Here’s another set of ten stories that I didn’t get to this week! It’s the kitchen sink for January 26, 2024 – with another brand-new meme from Gates Dogfish!
Why “the kitchen sink”? Since I try to cover “everything but the kitchen sink”, I thought it would be a good way of referring to the stories I didn’t get around to covering! In looking for stories to write about, I usually find more than I can cover each week. So, why not reference them in one final post of the week, so that you can check them out on your own? Try to remember that from now on! 😉
Even better when you can include a brand-new eDiscovery meme courtesy of Gates Dogfish, the meme channel dedicated to eDiscovery people and created by Aaron Patton of Trustpoint.One. Based on some of the search terms I’ve seen over the years, I think I’ve worked with those clients! For more great eDiscovery memes, follow Gates Dogfish on LinkedIn here! Unless you don’t like to laugh, that is… 😀
Here is the kitchen sink for January 26, 2024 of ten stories that I didn’t get to this week (plus a bonus repeat from last week), with a comment from me about each:
Quarterly Industry Survey: Share Your Insights on eDiscovery Business Confidence: Believe it or not, Rob Robinson’s quarterly survey on eDiscovery business confidence is starting its ninth year! And I’ve covered every one of them and promoting it again this week. It now has three LLM/Gen AI questions too, so take the survey here!

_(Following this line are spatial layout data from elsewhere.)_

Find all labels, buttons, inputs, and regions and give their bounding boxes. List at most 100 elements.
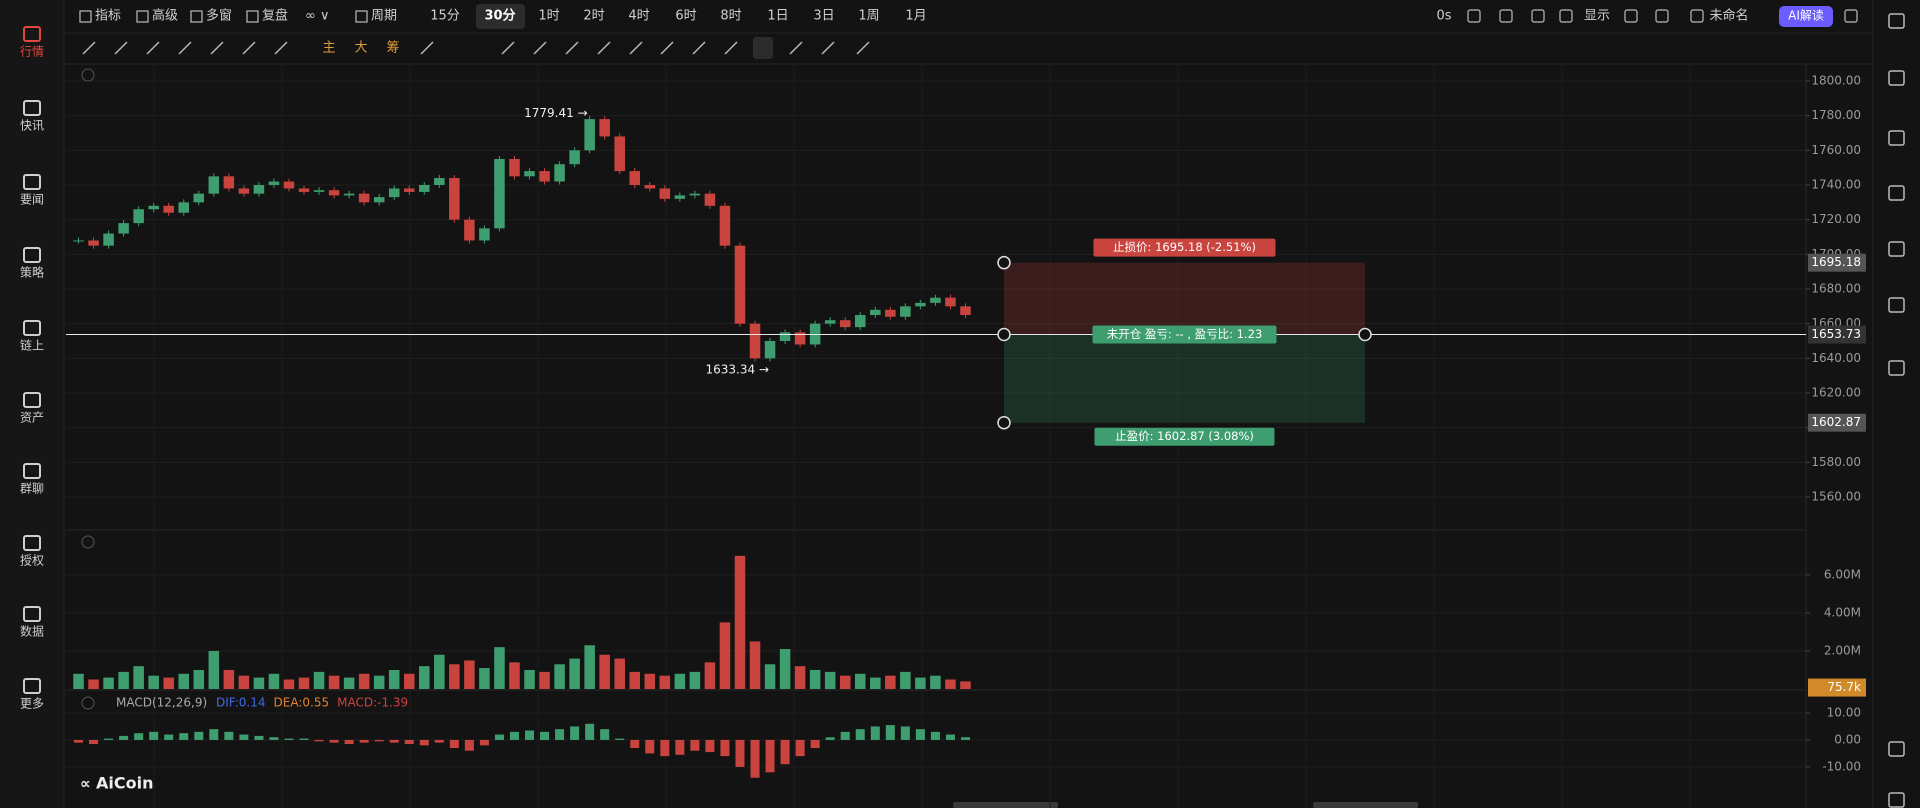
drawing-tool-icon[interactable]	[533, 41, 547, 55]
take-profit-zone[interactable]	[1004, 334, 1365, 423]
drawing-tool-icon[interactable]	[821, 41, 835, 55]
toolbar-icon[interactable]	[79, 10, 92, 23]
toolbar-right-button[interactable]: 未命名	[1709, 8, 1748, 24]
drawing-tool-icon[interactable]	[178, 41, 192, 55]
sidebar-label[interactable]: 更多	[20, 697, 44, 711]
timeframe-button[interactable]: 1月	[905, 9, 926, 24]
candle	[238, 188, 250, 194]
position-handle[interactable]	[997, 327, 1011, 342]
drawing-tool-icon[interactable]	[856, 41, 870, 55]
drawing-tool-icon[interactable]	[82, 41, 96, 55]
toolbar-right-button[interactable]: 显示	[1584, 9, 1610, 24]
sidebar-icon[interactable]	[23, 100, 41, 116]
sidebar-icon[interactable]	[23, 26, 41, 42]
drawing-tool-icon[interactable]	[629, 41, 643, 55]
toolbar-icon[interactable]	[1655, 9, 1669, 23]
toolbar-icon[interactable]	[190, 10, 203, 23]
sidebar-icon[interactable]	[23, 392, 41, 408]
right-sidebar-icon[interactable]	[1888, 130, 1905, 146]
sidebar-label[interactable]: 授权	[20, 553, 44, 568]
toolbar-icon[interactable]	[1559, 9, 1573, 23]
drawing-tool-icon[interactable]	[597, 41, 611, 55]
right-sidebar-icon[interactable]	[1888, 185, 1905, 201]
toolbar-icon[interactable]	[1690, 9, 1704, 23]
toolbar-icon[interactable]	[1467, 9, 1481, 23]
timeframe-button[interactable]: 1日	[767, 9, 788, 24]
toolbar-button[interactable]: 复盘	[262, 8, 288, 24]
toolbar-icon[interactable]: ∞ ∨	[305, 9, 329, 24]
right-sidebar-icon[interactable]	[1888, 13, 1905, 29]
drawing-tool-button[interactable]: 筹	[386, 40, 399, 56]
drawing-tool-icon[interactable]	[789, 41, 803, 55]
sidebar-icon[interactable]	[23, 463, 41, 479]
drawing-tool-icon[interactable]	[274, 41, 288, 55]
sidebar-label[interactable]: 链上	[20, 338, 44, 353]
toolbar-icon[interactable]	[1624, 9, 1638, 23]
timeframe-button[interactable]: 30分	[484, 8, 515, 24]
position-handle[interactable]	[997, 255, 1011, 270]
right-sidebar-icon[interactable]	[1888, 241, 1905, 257]
timeframe-button[interactable]: 1周	[858, 9, 879, 24]
toolbar-icon[interactable]	[1844, 9, 1858, 23]
right-sidebar-icon[interactable]	[1888, 792, 1905, 808]
drawing-tool-icon[interactable]	[420, 41, 434, 55]
toolbar-right-button[interactable]: AI解读	[1788, 9, 1824, 23]
scrollbar[interactable]	[1313, 802, 1418, 808]
sidebar-label[interactable]: 资产	[20, 411, 44, 425]
right-sidebar-icon[interactable]	[1888, 297, 1905, 313]
drawing-tool-icon[interactable]	[724, 41, 738, 55]
sidebar-label[interactable]: 策略	[20, 265, 44, 280]
toolbar-icon[interactable]	[1499, 9, 1513, 23]
right-sidebar-icon[interactable]	[1888, 70, 1905, 86]
sidebar-label[interactable]: 要闻	[20, 193, 44, 207]
toolbar-icon[interactable]	[355, 10, 368, 23]
toolbar-button[interactable]: 指标	[95, 9, 121, 24]
timeframe-button[interactable]: 8时	[720, 9, 741, 24]
toolbar-right-button[interactable]: 0s	[1436, 9, 1451, 24]
sidebar-icon[interactable]	[23, 247, 41, 263]
timeframe-button[interactable]: 2时	[583, 9, 604, 24]
right-sidebar-icon[interactable]	[1888, 741, 1905, 757]
drawing-tool-icon[interactable]	[565, 41, 579, 55]
sidebar-icon[interactable]	[23, 174, 41, 190]
drawing-tool-icon[interactable]	[242, 41, 256, 55]
sidebar-label[interactable]: 数据	[20, 624, 44, 639]
sidebar-icon[interactable]	[23, 320, 41, 336]
sidebar-label[interactable]: 群聊	[20, 482, 44, 496]
drawing-tool-icon[interactable]	[114, 41, 128, 55]
sidebar-icon[interactable]	[23, 606, 41, 622]
position-handle[interactable]	[997, 415, 1011, 430]
drawing-tool-icon[interactable]	[660, 41, 674, 55]
stop-loss-zone[interactable]	[1004, 262, 1365, 335]
toolbar-button[interactable]: 周期	[371, 9, 397, 24]
position-handle[interactable]	[1358, 327, 1372, 342]
timeframe-button[interactable]: 6时	[675, 9, 696, 24]
toolbar-icon[interactable]	[246, 10, 259, 23]
sidebar-label[interactable]: 快讯	[20, 119, 44, 133]
toolbar-icon[interactable]	[1531, 9, 1545, 23]
pane-toggle[interactable]	[81, 535, 95, 549]
drawing-tool-button[interactable]: 大	[354, 41, 367, 56]
ai-button-bg[interactable]	[1779, 6, 1833, 27]
sidebar-label[interactable]: 行情	[20, 45, 44, 59]
volume-bar	[509, 662, 520, 689]
volume-bar	[824, 671, 836, 689]
drawing-tool-icon[interactable]	[210, 41, 224, 55]
timeframe-button[interactable]: 15分	[430, 9, 460, 24]
timeframe-button[interactable]: 1时	[538, 9, 559, 24]
right-sidebar-icon[interactable]	[1888, 360, 1905, 376]
scrollbar[interactable]	[953, 802, 1058, 808]
drawing-tool-icon[interactable]	[146, 41, 160, 55]
toolbar-button[interactable]: 多窗	[206, 8, 232, 24]
drawing-tool-icon[interactable]	[692, 41, 706, 55]
toolbar-icon[interactable]	[136, 10, 149, 23]
pane-toggle[interactable]	[81, 696, 95, 710]
timeframe-button[interactable]: 3日	[813, 9, 834, 24]
timeframe-button[interactable]: 4时	[628, 9, 649, 24]
drawing-tool-icon[interactable]	[501, 41, 515, 55]
drawing-tool-button[interactable]: 主	[322, 41, 335, 56]
sidebar-icon[interactable]	[23, 535, 41, 551]
toolbar-button[interactable]: 高级	[152, 8, 178, 24]
sidebar-icon[interactable]	[23, 678, 41, 694]
pane-toggle[interactable]	[81, 68, 95, 82]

“Self-Collection” May Be Reasonable Using Ralph Losey’s Dual-Protection System: Great write-up by Michael Berman on the EDRM blog of the self-collection dilemma and how to address it, referencing Ralph Losey’s write-up from several years ago, where he discussed the dangers of having the “Fox Guarding the Hen House”. Great read!
Corporate Counsel Sound the Alarm on AI and Cyber Risks, Norton Rose Fulbright Survey Finds: Dangit! I meant to cover this! Rob Robinson did, and he hits the highlights of the 19th(!) Annual Litigation Trends Survey on his ComplexDiscovery blog. One finding: “over a third of corporate counsels endorse the adoption of generative AI technologies by their legal teams, underscoring a complex interdependence between innovation and mitigating litigation risk”.
New Hampshire Officials to Investigate A.I. Robocalls Mimicking Biden: And so the election deepfakes begin – or probably continue. Be careful who you trust.
iPhone owners just got access to a life-changing feature: News you can use about how to turn on “Stolen Device Protection” on iPhones updated to iOS 17.3, which is designed to keep your iPhone and all the data it holds safe in the event it gets into someone else’s hands. Take note: Legalweek travelers!
And When I Die… What Happens to My Social Media? – – Part II: Michael Berman follows-up on his part I about the Maryland’s “Fiduciary Access to Digital Assets Act” (“MFADAA”) on the EDRM blog with a case where the judge applied MFADAA.
Does AI Signal The End Of The Billable Hour?: Sure, with Death and Taxes to follow… 😉
AI-generated puffy pontiff image inspires new warning from Pope Francis: Deepfakes aren’t just for elections. This image of a “puffy pontiff” is not real, but whoah! 😮
Whose Instagram Login Is It, Anyway?: Interesting article about “work-for-hire” agreements and giving up rights to anything creative designed or developed at a company, with discussion of a case involving a fight over social media accounts created by an individual and who owns them when she left.
How Delaying Third Party Discovery Can End Up Costing You Dearly: Kelly Twigger discusses in which the delay seeking third party discovery led to a motion to strike the evidence obtained after the close of fact discovery that could have been dispositive of the case for Plaintiff. Was it? You’ll have to read it to find out!
Transform Your Legal Practice with AI: A Lawyer’s Guide to Embracing the Future: Ralph Losey provides a great discussion of prompt engineering with a terrific setup: “that just means word engineering, the art of knowing how to talk to ChatGPTs. The new generative AIs are designed to be controlled by natural language, not computer code. This is the easiest kind of engineering possible for lawyers. The precise use of language is every lawyer’s stock-in-trade and so prompt engineering is within every lawyer’s capacity.” In other words, you can do it!
Hope you enjoyed the kitchen sink for January 26, 2024! Back next week with another edition!
So, what do you think? Is this useful as an end of the week wrap-up? Please share any comments you might have or if you’d like to know more about a particular topic.
Gates Dogfish meme picture copyright © Carnival Film & Television (Downton Abbey)
Disclaimer: The views represented herein are exclusively the views of the authors and speakers themselves, and do not necessarily represent the views held by my employer, my partners or my clients. eDiscovery Today is made available solely for educational purposes to provide general information about general eDiscovery principles and not to provide specific legal advice applicable to any particular circumstance. eDiscovery Today should not be used as a substitute for competent legal advice from a lawyer you have retained and who has agreed to represent you.